Dish Feed - GOES Satellite Hunt
Dish Feed (The actual receiver)
So I did several tries for like one month and half. The guys in #hearsat and me was struggling to find what was the reason that I couldn’t get the signal. I have all pictures of my failed feeds here: https://www.flickr.com/photos/energylabs/albums/72157675387388535. I will not detail each one of the assembles of these feeds because it didn’t work. So for historical reasons as well the reason why they didn’t work is because of the illumination angle of the Helical Coils. Usually the Helix Feeds have a very narrow beam width (and high gain), this causes to only some portion of the dish to be actually used by the feed. I only discovered that when I drawed my dish in FreeCad and did some auxiliary lines to show the angles. Then I noticed that something was REALLY wrong: Only like 60cm of my dish was actually illuminated, and from this 60cm only 40cm was actually visible by the dish (we need to discount the dead center). This is the drawing I did. So mybit from hearsat suggested me a Wave Guide Feed. For those that used to hack wireless systems, this is known as Can Antenna or Cantenna. Its very simple to do and I found this calculator to get things better:
So the image (from the site) is this:
So if you check, the only thing that actually uses your target wavelength is the linear feed size (that uses lambda / 4). The other ones uselambdagthat is the guide wavelength. The guide wavelength is calculated from the can diameter. So I just found a can here (Neston Can for those who want to buy in São Paulo) that has basically “square” size. The can has 12cm diameter and 12cm height. You can use basically any size of cans. Just a few things are important using that calculator:
- Keep your target frequency over TE11 and below TM01.

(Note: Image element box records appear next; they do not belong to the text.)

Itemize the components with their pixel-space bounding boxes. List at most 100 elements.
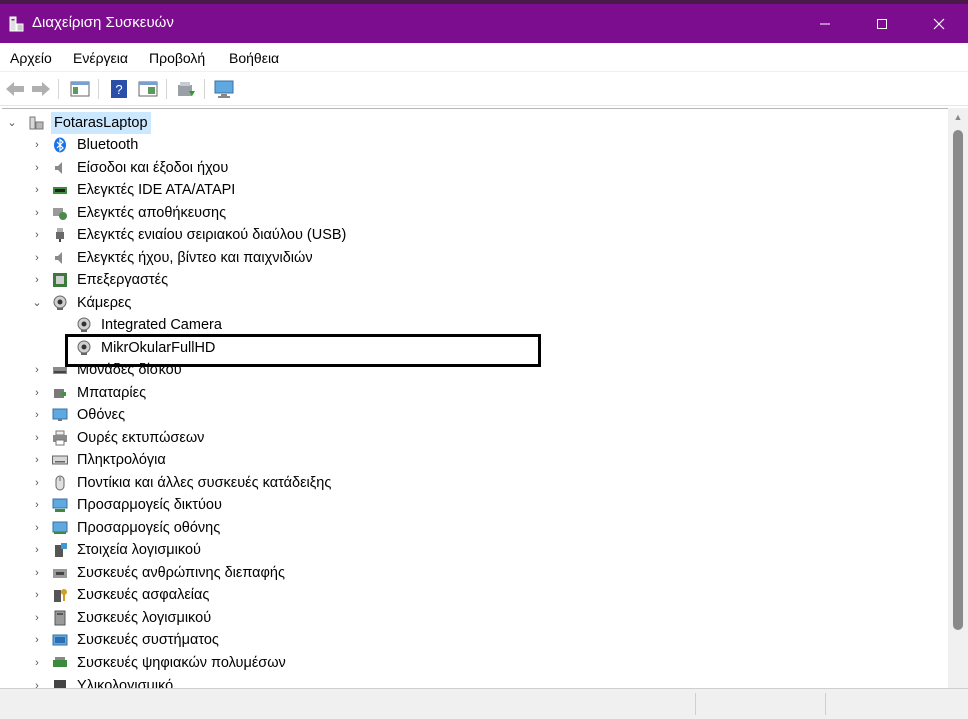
tree-item-firmware[interactable]: › Υλικολογισμικό — [2, 675, 942, 688]
chevron-right-icon[interactable]: › — [31, 494, 43, 516]
tree-item-hid[interactable]: › Συσκευές ανθρώπινης διεπαφής — [2, 562, 942, 584]
chevron-down-icon[interactable]: ⌄ — [31, 292, 43, 314]
display-adapter-icon — [52, 521, 68, 534]
tree-item-storage-controllers[interactable]: › Ελεγκτές αποθήκευσης — [2, 202, 942, 224]
tree-item-label: Συσκευές συστήματος — [77, 632, 219, 648]
tree-item-sound-video-game[interactable]: › Ελεγκτές ήχου, βίντεο και παιχνιδιών — [2, 247, 942, 269]
forward-arrow-icon[interactable] — [29, 77, 53, 101]
tree-item-label: Ουρές εκτυπώσεων — [77, 430, 205, 446]
view-pane-icon[interactable] — [136, 77, 160, 101]
chevron-right-icon[interactable]: › — [31, 269, 43, 291]
chevron-right-icon[interactable]: › — [31, 202, 43, 224]
toolbar-separator — [166, 79, 167, 99]
highlight-box — [65, 334, 541, 367]
battery-icon — [54, 389, 66, 398]
tree-root[interactable]: ⌄ FotarasLaptop — [2, 112, 942, 134]
tree-item-system-devices[interactable]: › Συσκευές συστήματος — [2, 629, 942, 651]
tree-item-label: Συσκευές ασφαλείας — [77, 587, 210, 603]
chevron-right-icon[interactable]: › — [31, 359, 43, 381]
menu-file[interactable]: Αρχείο — [10, 49, 52, 67]
tree-item-integrated-camera[interactable]: Integrated Camera — [2, 314, 942, 336]
menu-help[interactable]: Βοήθεια — [229, 49, 279, 67]
tree-item-label: Επεξεργαστές — [77, 272, 169, 288]
scan-hardware-icon[interactable] — [212, 77, 236, 101]
tree-item-label: Συσκευές λογισμικού — [77, 610, 212, 626]
vertical-scrollbar[interactable]: ▲ — [948, 108, 968, 688]
chevron-right-icon[interactable]: › — [31, 652, 43, 674]
chevron-right-icon[interactable]: › — [31, 472, 43, 494]
tree-item-label: Συσκευές ψηφιακών πολυμέσων — [77, 655, 286, 671]
device-manager-icon — [9, 16, 24, 32]
chevron-right-icon[interactable]: › — [31, 675, 43, 688]
speaker-icon — [55, 162, 62, 174]
tree-item-label: Πληκτρολόγια — [77, 452, 166, 468]
security-key-icon — [54, 589, 67, 602]
back-arrow-icon[interactable] — [3, 77, 27, 101]
tree-item-display-adapters[interactable]: › Προσαρμογείς οθόνης — [2, 517, 942, 539]
software-device-icon — [54, 610, 66, 626]
chevron-right-icon[interactable]: › — [31, 404, 43, 426]
mouse-icon — [55, 475, 65, 491]
chevron-right-icon[interactable]: › — [31, 562, 43, 584]
firmware-icon — [54, 680, 66, 688]
tree-item-print-queues[interactable]: › Ουρές εκτυπώσεων — [2, 427, 942, 449]
chevron-right-icon[interactable]: › — [31, 449, 43, 471]
chevron-right-icon[interactable]: › — [31, 427, 43, 449]
tree-item-label: Στοιχεία λογισμικού — [77, 542, 201, 558]
tree-item-bluetooth[interactable]: › Bluetooth — [2, 134, 942, 156]
tree-item-ide-controllers[interactable]: › Ελεγκτές IDE ATA/ATAPI — [2, 179, 942, 201]
chevron-right-icon[interactable]: › — [31, 157, 43, 179]
chevron-right-icon[interactable]: › — [31, 247, 43, 269]
tree-item-mice[interactable]: › Ποντίκια και άλλες συσκευές κατάδειξης — [2, 472, 942, 494]
network-adapter-icon — [52, 498, 68, 512]
maximize-button[interactable] — [853, 4, 911, 43]
toolbar-separator — [58, 79, 59, 99]
tree-item-processors[interactable]: › Επεξεργαστές — [2, 269, 942, 291]
scroll-up-icon[interactable]: ▲ — [948, 108, 968, 126]
properties-icon[interactable] — [68, 77, 92, 101]
close-icon — [933, 18, 945, 30]
chevron-right-icon[interactable]: › — [31, 629, 43, 651]
chevron-right-icon[interactable]: › — [31, 517, 43, 539]
minimize-icon — [820, 23, 830, 25]
monitor-icon — [52, 408, 68, 421]
ide-controller-icon — [53, 187, 67, 194]
title-bar[interactable]: Διαχείριση Συσκευών — [0, 4, 968, 43]
tree-item-cameras[interactable]: ⌄ Κάμερες — [2, 292, 942, 314]
tree-item-usb-controllers[interactable]: › Ελεγκτές ενιαίου σειριακού διαύλου (US… — [2, 224, 942, 246]
tree-item-network-adapters[interactable]: › Προσαρμογείς δικτύου — [2, 494, 942, 516]
menu-view[interactable]: Προβολή — [149, 49, 205, 67]
tree-item-label: Οθόνες — [77, 407, 126, 423]
tree-item-monitors[interactable]: › Οθόνες — [2, 404, 942, 426]
tree-item-software-devices[interactable]: › Συσκευές λογισμικού — [2, 607, 942, 629]
chevron-right-icon[interactable]: › — [31, 539, 43, 561]
close-button[interactable] — [910, 4, 968, 43]
system-device-icon — [52, 634, 68, 646]
tree-item-batteries[interactable]: › Μπαταρίες — [2, 382, 942, 404]
chevron-right-icon[interactable]: › — [31, 224, 43, 246]
tree-item-audio-io[interactable]: › Είσοδοι και έξοδοι ήχου — [2, 157, 942, 179]
help-icon[interactable]: ? — [107, 77, 131, 101]
hid-icon — [53, 569, 67, 578]
tree-item-keyboards[interactable]: › Πληκτρολόγια — [2, 449, 942, 471]
toolbar-separator — [204, 79, 205, 99]
chevron-down-icon[interactable]: ⌄ — [6, 112, 18, 134]
minimize-button[interactable] — [796, 4, 854, 43]
tree-item-digital-media-devices[interactable]: › Συσκευές ψηφιακών πολυμέσων — [2, 652, 942, 674]
scrollbar-thumb[interactable] — [953, 130, 963, 630]
toolbar-separator — [98, 79, 99, 99]
update-driver-icon[interactable] — [174, 77, 198, 101]
webcam-icon — [53, 295, 67, 310]
tree-item-security-devices[interactable]: › Συσκευές ασφαλείας — [2, 584, 942, 606]
device-tree[interactable]: ⌄ FotarasLaptop › Bluetooth › Είσοδοι κα… — [2, 108, 948, 688]
tree-item-label: Ελεγκτές ήχου, βίντεο και παιχνιδιών — [77, 250, 313, 266]
menu-action[interactable]: Ενέργεια — [73, 49, 128, 67]
chevron-right-icon[interactable]: › — [31, 134, 43, 156]
processor-icon — [53, 273, 67, 287]
tree-item-software-components[interactable]: › Στοιχεία λογισμικού — [2, 539, 942, 561]
tree-item-label: Ελεγκτές ενιαίου σειριακού διαύλου (USB) — [77, 227, 347, 243]
chevron-right-icon[interactable]: › — [31, 584, 43, 606]
chevron-right-icon[interactable]: › — [31, 382, 43, 404]
chevron-right-icon[interactable]: › — [31, 607, 43, 629]
chevron-right-icon[interactable]: › — [31, 179, 43, 201]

- The length of the can should be at least 0.75 * lambdag. Don’t worry if your can length is higher than that. Just try to keep close.
- The probe length (linear feed) counts from the base of the connector (where you put the screws)

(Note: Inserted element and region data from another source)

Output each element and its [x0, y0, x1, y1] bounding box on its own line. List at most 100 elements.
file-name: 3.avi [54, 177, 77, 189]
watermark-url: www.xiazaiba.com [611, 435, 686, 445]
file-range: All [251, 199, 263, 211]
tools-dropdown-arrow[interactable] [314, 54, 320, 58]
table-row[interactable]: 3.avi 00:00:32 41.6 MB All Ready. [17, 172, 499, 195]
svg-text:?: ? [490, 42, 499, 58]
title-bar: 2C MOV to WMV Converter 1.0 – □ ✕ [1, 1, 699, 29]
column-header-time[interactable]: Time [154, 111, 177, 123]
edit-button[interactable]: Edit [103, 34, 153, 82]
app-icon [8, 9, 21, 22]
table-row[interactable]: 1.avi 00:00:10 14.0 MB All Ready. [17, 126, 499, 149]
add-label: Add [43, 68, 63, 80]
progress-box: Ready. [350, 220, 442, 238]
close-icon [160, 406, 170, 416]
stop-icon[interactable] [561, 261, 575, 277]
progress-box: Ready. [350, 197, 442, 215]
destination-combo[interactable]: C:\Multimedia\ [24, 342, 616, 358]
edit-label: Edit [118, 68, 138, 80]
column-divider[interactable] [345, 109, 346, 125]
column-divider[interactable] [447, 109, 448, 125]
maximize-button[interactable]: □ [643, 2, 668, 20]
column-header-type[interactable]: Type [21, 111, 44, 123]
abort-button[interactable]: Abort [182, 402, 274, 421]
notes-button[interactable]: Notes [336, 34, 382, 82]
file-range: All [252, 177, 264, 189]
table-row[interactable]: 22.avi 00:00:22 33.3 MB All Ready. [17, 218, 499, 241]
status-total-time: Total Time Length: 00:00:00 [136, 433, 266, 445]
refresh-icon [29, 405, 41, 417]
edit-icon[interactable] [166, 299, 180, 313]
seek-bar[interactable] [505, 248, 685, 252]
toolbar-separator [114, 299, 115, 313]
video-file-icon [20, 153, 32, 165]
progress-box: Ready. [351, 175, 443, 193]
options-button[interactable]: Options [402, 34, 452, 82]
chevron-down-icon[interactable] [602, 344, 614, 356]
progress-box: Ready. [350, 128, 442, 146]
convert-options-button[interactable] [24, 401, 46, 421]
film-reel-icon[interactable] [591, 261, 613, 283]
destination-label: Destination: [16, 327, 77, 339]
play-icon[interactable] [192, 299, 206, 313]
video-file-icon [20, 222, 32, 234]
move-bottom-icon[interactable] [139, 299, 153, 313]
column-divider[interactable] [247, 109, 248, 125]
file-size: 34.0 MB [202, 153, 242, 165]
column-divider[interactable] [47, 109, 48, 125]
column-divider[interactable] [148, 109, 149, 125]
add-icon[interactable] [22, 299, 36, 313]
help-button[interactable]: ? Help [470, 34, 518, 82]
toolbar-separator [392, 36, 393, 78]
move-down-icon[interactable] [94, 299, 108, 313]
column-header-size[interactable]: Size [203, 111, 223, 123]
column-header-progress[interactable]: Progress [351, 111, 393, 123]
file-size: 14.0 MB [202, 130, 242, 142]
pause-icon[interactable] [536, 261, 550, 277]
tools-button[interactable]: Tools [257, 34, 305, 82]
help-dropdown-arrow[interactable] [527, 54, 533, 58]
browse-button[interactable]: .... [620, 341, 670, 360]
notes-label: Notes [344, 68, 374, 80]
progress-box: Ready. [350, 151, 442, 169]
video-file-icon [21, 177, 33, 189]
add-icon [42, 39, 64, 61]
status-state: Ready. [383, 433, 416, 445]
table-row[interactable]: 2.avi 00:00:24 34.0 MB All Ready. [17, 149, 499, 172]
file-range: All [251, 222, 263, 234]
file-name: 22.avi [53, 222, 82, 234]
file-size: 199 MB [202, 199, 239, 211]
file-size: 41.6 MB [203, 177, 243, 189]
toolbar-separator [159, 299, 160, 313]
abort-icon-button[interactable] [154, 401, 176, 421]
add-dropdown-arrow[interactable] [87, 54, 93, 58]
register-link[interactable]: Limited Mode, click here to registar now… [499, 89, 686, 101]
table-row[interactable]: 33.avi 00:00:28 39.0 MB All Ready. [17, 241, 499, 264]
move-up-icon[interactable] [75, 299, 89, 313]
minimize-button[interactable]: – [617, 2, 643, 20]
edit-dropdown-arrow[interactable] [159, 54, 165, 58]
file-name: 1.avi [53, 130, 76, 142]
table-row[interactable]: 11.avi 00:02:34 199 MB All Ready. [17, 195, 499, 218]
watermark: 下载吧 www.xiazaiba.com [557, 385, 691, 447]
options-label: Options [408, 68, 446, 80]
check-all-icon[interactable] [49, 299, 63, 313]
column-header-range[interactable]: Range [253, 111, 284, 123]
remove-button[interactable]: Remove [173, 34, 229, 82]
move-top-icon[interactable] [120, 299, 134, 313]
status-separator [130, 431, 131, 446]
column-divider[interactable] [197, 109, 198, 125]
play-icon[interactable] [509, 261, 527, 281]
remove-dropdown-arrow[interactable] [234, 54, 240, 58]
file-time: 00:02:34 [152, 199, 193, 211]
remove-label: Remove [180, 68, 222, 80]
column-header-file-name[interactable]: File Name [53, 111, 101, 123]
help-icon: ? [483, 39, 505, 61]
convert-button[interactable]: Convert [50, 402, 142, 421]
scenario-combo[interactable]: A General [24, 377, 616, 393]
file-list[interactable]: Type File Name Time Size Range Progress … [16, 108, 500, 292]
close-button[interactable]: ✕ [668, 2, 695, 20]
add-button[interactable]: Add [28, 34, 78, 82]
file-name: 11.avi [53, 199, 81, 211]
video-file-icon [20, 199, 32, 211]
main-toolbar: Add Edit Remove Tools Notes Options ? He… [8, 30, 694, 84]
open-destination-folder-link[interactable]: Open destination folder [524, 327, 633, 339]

More details about TE11 and TM01 are here: http://www.daenotes.com/electronics/microwave-radar/waveguide-modes-of-signal-propagation
In my case the parameters for the calculator was:
- Freq. of operation [MHz] 1692
- Can Diameter [mm] 120
- Cut-Off Freq. for TE11 Mode [MHz] 1464.15
- Cut-Off Freq. for TM01 Mode [MHz] 1912.38
- Guide Wavelength [mm] (λg) 153.89
- λg/4 [mm] 38.4725
- 0.75 * λg [mm] 115.4175
- Wavelength λ/4 [mm] 44.325
These wave guides usually have really wide bandwidth ( mine can probably get anything from TE11 to TM01 modes ). So the sizes are not that critical. Even so, I would keep the probe (the linear feed) length close to few mm of the lambda / 4 of the target frequency.